Location
- 3036 Werk Road Cincinnati, Ohio 45211 United States
- 39°8′52″N 84°35′07″W﻿ / ﻿39.14778°N 84.58528°W

Information
- Type: Public high school
- Motto: A Commitment To Learning Every Day
- Established: 2005
- School district: Cincinnati Public Schools
- NCES School ID: 390437505375
- Principal: Brandon Frimming
- Teaching staff: 45.71 (on an FTE basis)
- Grades: 7-12
- Enrollment: 716 (2023-2024)
- Student to teacher ratio: 15.66
- Colors: Green, purple, and blue
- Mascot: Gator
- Nickname: The Swamp, Gamble
- Website: gamblemontessorihs.cps-k12.org

= Gamble Montessori High School =

James N. Gamble Montessori High School (less formally known as Gamble Montessori) is a public high school in Cincinnati, Ohio, United States. It is part of the Cincinnati Public Schools district, one of two Montessori high schools.

==History==
Increasing demand for secondary Montessori education in the city prompted the creation of this program, the second Montessori public junior high/high school in Cincinnati Public Schools, in 2005. Beginning with a 7th grade class, the school expanded by one grade level every year and now serves grades 7-12. Gamble Montessori's first class of seniors graduated in May, 2011.

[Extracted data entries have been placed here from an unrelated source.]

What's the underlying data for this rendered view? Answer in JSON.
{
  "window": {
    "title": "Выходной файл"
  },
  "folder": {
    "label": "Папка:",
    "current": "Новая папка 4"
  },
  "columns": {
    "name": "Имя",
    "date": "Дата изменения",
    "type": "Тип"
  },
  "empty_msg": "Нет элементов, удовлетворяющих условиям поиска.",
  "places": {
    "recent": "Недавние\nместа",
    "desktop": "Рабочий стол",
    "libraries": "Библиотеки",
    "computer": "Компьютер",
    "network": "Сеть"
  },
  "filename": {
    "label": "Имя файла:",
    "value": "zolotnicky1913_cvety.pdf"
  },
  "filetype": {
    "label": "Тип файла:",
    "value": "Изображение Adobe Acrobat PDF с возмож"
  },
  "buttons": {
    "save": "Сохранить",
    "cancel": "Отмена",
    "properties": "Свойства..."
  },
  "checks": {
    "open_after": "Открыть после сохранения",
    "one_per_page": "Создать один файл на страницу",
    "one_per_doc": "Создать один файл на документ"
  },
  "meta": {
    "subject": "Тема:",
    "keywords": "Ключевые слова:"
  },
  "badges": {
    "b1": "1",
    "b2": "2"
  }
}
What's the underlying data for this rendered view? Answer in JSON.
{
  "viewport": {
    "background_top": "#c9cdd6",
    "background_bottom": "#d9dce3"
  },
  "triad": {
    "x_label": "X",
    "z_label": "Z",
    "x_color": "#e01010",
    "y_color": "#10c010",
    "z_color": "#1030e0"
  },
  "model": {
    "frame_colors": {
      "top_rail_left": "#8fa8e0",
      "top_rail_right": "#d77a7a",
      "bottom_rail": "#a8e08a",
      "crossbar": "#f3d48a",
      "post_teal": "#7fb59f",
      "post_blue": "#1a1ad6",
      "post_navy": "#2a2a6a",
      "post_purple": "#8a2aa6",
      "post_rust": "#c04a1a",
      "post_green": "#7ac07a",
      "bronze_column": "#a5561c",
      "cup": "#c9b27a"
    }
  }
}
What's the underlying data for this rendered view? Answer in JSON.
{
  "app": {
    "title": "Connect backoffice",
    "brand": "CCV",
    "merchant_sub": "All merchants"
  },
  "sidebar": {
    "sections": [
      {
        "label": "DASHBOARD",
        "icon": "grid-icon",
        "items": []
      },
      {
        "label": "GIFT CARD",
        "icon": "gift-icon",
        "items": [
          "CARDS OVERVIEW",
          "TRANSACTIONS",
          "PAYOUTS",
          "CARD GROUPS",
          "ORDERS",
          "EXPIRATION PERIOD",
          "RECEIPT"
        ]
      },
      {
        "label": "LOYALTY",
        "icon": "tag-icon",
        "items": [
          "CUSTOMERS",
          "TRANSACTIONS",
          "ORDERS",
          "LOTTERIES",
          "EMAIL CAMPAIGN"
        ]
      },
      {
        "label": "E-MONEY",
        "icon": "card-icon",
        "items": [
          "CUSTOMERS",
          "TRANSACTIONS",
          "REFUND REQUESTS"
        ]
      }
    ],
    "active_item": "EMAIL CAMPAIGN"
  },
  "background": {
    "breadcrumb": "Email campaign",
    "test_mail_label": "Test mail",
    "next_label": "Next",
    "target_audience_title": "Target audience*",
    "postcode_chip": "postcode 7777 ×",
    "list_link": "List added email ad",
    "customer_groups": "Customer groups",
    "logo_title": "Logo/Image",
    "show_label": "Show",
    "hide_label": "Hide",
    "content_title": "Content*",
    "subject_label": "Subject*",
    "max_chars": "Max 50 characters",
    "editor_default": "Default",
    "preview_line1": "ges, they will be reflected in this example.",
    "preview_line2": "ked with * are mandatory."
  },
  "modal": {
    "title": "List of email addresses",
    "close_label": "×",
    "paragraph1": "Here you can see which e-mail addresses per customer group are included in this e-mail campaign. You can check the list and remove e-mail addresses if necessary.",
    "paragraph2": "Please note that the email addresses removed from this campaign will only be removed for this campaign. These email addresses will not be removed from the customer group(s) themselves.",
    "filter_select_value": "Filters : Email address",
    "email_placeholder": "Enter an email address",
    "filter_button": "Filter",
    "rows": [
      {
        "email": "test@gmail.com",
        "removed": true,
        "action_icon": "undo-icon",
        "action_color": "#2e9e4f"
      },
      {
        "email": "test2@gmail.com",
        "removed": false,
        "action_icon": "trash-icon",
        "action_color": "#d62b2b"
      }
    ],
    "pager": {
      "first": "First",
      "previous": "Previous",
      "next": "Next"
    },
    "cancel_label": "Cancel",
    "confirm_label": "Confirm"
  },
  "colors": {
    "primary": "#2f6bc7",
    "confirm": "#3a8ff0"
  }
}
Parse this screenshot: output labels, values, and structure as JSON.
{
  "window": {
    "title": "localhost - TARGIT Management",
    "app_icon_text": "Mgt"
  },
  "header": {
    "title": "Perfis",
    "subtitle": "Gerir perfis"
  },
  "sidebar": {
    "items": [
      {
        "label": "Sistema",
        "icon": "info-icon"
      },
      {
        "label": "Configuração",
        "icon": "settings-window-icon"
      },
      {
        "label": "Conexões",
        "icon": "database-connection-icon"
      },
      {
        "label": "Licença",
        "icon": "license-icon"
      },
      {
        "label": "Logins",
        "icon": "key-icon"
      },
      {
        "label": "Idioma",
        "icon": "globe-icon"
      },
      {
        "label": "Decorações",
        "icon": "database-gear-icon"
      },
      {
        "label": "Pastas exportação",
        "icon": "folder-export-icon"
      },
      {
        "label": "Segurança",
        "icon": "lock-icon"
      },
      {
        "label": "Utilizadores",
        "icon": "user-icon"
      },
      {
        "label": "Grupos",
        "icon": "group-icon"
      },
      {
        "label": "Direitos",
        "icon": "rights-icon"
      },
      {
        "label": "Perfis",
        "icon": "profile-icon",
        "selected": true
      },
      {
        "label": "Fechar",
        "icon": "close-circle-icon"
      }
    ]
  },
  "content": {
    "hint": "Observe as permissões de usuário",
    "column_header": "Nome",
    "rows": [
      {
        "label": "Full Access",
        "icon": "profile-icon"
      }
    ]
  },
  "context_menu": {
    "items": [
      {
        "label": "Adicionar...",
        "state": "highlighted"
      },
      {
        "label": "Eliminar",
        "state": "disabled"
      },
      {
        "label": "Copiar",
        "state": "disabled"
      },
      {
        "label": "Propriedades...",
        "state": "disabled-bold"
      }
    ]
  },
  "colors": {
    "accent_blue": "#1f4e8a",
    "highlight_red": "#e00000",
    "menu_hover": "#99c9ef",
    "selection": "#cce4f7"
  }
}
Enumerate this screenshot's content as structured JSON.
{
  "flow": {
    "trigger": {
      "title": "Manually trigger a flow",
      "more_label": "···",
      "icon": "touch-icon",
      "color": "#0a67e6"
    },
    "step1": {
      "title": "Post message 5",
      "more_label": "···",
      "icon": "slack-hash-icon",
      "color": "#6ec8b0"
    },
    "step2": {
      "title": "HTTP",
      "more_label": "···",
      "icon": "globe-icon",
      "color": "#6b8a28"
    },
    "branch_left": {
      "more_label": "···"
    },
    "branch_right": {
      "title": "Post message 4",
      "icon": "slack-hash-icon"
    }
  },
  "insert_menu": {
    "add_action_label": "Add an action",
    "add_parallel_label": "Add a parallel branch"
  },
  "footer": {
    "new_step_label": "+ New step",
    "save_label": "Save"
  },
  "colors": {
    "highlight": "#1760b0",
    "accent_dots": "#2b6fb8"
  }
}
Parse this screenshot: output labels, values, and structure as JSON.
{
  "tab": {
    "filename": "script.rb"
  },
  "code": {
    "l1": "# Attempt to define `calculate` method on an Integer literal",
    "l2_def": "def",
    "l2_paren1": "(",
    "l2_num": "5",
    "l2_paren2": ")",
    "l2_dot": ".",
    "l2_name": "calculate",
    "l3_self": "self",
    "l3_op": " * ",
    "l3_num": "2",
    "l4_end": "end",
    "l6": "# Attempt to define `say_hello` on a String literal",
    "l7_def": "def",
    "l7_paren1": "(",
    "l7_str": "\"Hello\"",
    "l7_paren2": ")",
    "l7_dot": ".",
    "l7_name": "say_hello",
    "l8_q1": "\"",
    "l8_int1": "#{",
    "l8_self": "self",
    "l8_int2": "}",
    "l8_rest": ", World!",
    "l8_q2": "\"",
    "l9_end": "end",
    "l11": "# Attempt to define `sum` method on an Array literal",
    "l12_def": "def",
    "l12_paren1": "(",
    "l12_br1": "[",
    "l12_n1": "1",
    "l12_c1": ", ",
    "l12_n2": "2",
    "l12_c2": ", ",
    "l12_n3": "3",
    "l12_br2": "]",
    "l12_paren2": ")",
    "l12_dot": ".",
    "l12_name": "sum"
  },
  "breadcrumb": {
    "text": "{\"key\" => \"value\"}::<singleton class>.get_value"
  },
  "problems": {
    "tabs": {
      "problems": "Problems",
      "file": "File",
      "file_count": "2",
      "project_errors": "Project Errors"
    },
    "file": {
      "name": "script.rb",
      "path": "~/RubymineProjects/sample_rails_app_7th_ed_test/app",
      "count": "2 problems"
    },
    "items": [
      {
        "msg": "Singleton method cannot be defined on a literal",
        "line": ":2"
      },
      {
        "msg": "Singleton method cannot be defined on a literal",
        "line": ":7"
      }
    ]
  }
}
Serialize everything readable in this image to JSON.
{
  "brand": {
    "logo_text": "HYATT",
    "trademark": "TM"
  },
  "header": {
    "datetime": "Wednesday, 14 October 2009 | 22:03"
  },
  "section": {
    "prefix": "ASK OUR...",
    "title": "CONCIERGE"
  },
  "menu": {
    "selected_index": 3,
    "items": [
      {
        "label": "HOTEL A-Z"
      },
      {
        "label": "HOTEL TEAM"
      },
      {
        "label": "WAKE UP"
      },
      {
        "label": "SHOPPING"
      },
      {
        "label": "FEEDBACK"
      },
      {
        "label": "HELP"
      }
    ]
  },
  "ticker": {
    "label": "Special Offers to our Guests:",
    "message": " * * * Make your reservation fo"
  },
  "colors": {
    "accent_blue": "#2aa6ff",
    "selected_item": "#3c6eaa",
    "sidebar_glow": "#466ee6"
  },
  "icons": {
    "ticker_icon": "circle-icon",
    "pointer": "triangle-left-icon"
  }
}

The program was originally housed in the Dater Montessori Elementary School building, before moving to the Jacobs Center in the fall of 2007, when it was renamed Westside Montessori High School. In early 2010 the school’s LSDMC (Local School Decision-Making Committee) voted to change the school’s name to James N. Gamble Montessori High School, and the school board approved this name change on March 29, 2010.

On April 30, 2012, the CPS Board of Education approved taking out a $26.8 million loan for green renovations of several schools, including $6.9 million for Gamble Montessori. In 2018, Cincinnati Public Schools purchased the current building for the price of $2.85 million. The building is the former Mother of Mercy High School. After refurbishment, Gamble Montessori High School started its first year there in August 2019.

==James N. Gamble==
James N. Gamble (1836-1932) was the son of James Gamble, one of the founders of Procter & Gamble, James N. Gamble donated the funds to finish construction of a new football stadium at the University of Cincinnati (Nippert Stadium) named in memory of his grandson.